Matter of Lopez, 13 I. & N. Dec. 725 (BIA 1971) (conviction of manslaughter in violation of Alaska Statutes § 11.15.040 “as charged in the indictment,” which stated that respondent “did unlawfully and feloniously kill” another person “by shooting him with a gun,” is not a conviction of a crime involving moral turpitude, since the statute encompassed both voluntary and involuntary manslaughter and the indictment did not distinctly set forth that the offense was voluntary rather than involuntary manslaughter).
Matter of Szegedi, 10 I. & N. Dec. 28 (BIA 1962) (Wisconsin conviction of reckless homicide found not to involve turpitude where the killing occurred during a quarrel in which the deceased tried to hit the noncitizen with a gun, and the gun was not in the noncitizen’s hand at the time it went off during the ensuing scuffle.
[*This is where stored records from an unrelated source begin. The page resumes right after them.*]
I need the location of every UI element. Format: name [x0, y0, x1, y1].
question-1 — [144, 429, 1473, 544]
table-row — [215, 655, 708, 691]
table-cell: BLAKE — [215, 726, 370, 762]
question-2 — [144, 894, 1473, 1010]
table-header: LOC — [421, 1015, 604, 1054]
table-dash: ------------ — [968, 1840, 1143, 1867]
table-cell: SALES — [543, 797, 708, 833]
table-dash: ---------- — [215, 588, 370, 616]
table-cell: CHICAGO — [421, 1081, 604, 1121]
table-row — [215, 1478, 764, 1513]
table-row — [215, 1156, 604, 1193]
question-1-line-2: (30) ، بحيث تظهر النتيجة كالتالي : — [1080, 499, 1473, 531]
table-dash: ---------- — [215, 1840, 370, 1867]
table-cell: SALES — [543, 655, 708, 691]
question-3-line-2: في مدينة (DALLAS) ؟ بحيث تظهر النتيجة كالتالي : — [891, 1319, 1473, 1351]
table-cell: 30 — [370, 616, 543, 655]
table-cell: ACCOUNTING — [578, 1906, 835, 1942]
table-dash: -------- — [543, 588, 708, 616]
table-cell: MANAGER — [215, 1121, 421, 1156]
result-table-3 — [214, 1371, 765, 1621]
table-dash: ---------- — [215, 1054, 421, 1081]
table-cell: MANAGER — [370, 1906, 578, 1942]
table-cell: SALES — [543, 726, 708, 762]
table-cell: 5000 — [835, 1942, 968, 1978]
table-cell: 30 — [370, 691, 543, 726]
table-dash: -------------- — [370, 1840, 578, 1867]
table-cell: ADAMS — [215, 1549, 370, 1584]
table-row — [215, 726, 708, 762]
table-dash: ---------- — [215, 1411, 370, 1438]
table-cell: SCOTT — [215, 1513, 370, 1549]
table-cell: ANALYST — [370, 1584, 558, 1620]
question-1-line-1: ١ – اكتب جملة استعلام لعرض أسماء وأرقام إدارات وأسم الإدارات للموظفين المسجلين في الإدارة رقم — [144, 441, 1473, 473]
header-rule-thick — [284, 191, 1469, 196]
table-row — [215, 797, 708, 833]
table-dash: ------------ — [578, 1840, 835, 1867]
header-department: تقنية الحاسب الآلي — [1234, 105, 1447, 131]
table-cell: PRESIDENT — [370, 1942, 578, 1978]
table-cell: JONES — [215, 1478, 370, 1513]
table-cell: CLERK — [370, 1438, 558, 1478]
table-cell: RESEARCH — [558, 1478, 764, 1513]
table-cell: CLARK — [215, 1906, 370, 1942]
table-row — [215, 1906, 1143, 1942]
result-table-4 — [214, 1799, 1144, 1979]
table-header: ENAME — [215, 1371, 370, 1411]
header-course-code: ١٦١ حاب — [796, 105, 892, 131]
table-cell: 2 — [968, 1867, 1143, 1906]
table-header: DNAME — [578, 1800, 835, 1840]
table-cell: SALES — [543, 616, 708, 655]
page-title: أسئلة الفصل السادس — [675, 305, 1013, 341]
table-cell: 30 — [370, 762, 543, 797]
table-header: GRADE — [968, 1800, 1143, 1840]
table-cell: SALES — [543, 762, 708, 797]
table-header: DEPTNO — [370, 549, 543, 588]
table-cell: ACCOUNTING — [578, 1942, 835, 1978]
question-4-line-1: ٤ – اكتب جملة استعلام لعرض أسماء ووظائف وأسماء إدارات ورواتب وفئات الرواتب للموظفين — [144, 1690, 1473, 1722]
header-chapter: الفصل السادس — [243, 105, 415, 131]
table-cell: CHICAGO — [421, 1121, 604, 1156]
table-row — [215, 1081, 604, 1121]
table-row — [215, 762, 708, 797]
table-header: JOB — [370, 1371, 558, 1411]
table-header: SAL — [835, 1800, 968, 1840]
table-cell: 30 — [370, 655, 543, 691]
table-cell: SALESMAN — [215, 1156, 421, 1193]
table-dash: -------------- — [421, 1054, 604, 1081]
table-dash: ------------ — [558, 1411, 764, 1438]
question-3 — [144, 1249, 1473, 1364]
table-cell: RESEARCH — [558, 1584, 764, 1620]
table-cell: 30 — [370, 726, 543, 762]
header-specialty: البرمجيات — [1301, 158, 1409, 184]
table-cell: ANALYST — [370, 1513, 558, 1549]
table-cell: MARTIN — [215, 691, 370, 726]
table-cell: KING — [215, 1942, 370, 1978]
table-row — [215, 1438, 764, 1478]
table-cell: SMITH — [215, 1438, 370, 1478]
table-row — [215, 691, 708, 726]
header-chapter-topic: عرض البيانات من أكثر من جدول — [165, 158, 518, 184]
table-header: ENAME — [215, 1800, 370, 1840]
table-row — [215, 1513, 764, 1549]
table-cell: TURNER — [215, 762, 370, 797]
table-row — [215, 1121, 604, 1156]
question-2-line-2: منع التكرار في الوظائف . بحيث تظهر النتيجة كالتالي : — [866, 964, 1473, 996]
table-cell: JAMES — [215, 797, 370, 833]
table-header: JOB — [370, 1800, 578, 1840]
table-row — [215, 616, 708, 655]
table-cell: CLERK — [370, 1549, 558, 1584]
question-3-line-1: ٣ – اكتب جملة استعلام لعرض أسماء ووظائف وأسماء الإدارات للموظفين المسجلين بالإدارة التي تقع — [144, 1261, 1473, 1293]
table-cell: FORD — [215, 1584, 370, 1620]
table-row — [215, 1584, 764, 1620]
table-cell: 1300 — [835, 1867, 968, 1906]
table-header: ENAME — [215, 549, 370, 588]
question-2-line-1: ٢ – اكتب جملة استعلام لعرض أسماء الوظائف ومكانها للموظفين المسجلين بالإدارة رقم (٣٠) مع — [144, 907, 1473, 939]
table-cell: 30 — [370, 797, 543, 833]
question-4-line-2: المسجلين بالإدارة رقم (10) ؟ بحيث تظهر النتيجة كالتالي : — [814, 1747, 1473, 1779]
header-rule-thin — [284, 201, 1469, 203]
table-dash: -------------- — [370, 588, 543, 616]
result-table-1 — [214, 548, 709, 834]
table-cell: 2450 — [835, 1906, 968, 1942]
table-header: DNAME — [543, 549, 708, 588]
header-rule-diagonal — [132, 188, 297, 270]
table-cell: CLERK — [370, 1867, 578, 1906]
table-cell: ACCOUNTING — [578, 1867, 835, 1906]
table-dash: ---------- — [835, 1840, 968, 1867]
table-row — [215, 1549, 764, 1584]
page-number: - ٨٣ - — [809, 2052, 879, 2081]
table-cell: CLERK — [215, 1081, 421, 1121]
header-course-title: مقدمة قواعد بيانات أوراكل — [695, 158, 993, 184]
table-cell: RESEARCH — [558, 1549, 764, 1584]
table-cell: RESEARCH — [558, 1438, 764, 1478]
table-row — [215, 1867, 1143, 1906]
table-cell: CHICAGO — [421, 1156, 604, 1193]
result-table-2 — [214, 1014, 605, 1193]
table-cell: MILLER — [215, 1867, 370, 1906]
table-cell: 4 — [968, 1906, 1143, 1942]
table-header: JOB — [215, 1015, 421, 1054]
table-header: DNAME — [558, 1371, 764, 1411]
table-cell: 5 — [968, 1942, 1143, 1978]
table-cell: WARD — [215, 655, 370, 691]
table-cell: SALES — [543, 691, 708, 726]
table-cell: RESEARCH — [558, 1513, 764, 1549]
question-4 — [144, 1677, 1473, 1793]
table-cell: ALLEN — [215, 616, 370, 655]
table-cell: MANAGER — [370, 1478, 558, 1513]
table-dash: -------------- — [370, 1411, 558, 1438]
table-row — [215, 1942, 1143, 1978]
The BIA pointed out that the offense of homicide by reckless conduct did not contain the element of “depraved mind” present in the second-degree murder statute, and the noncitizen had been found not to have had a specific intent to kill or to do any act the natural consequences of which could cause death).
Matter of B, 4 I. & N. Dec. 493 (BIA 1951) (conviction of violating New Jersey Criminal Statutes § 2: 138-5, which embraces both voluntary and involuntary manslaughter, could have been based upon either an aggravated assault or a simple assault; since it cannot be determined from the statute or record of conviction that the offense was voluntary manslaughter rather than involuntary manslaughter, it cannot be concluded that the offense of which the noncitizen was charged and convicted involves moral turpitude).
Matter of E, 2 I. & N. Dec. 134 (BIA, AG, 1944) (conviction under predecessor to New York Penal Law § 125.15(1) was in this case not held to be a crime involving moral turpitude).
Matter of N, 1 I. & N. Dec. 181 (BIA 1941) (involuntary manslaughter in violation of § 4586 of the Arizona Code is not a crime involving moral turpitude).
District Courts:
Tutrone v. Shaughnessy, 160 F.Supp. 433 (D.N.Y. 1958) (New York conviction of second-degree manslaughter conceded not to be CMT).
Vidal y Planas v. Landon, 104 F.Supp. 384 (D. Cal. 1952) (Spanish homicide conviction was held not to involve CMT where the judgment established the crime was committed in self-defense, the acts committed by the deceased were sufficient to produce in the accused a “blind rage,” by virtue of which the Spanish law allowed the court to impose the minimum penalty, and the court had held the defendant guilty of “a crime of homicide, with a mitigating circumstance.” The Solicitor of the United States Department of Justice, in listing crimes involving moral turpitude for the information of immigration officers, had specifically excepted from the list those offenses which were “the outcome merely of natural passion, of animal spirits, of infirmity of temper, of weakness of character, or of mistaken principles, unaccompanied by a vicious motive or corrupt mind.”).
Matter of Schiano Di Cola, 7 F.Supp. 194 (D.R.I. 1934) (involuntary manslaughter through negligent or reckless operation of an automobile did not involve moral turpitude).
United States ex rel. Mongiovi v Karnuth, 30 F.2d 825 (D.N.Y. 1929) (second-degree manslaughter held not to involve moral turpitude where the noncitizen’s daughter was shot to death by the accidental discharge of a pistol over which he and his wife struggled during a quarrel).
[35] See N. Tooby, J. Rollin & J. Foster, Crimes of Moral Turpitude § § 9.21-9.24 (2005).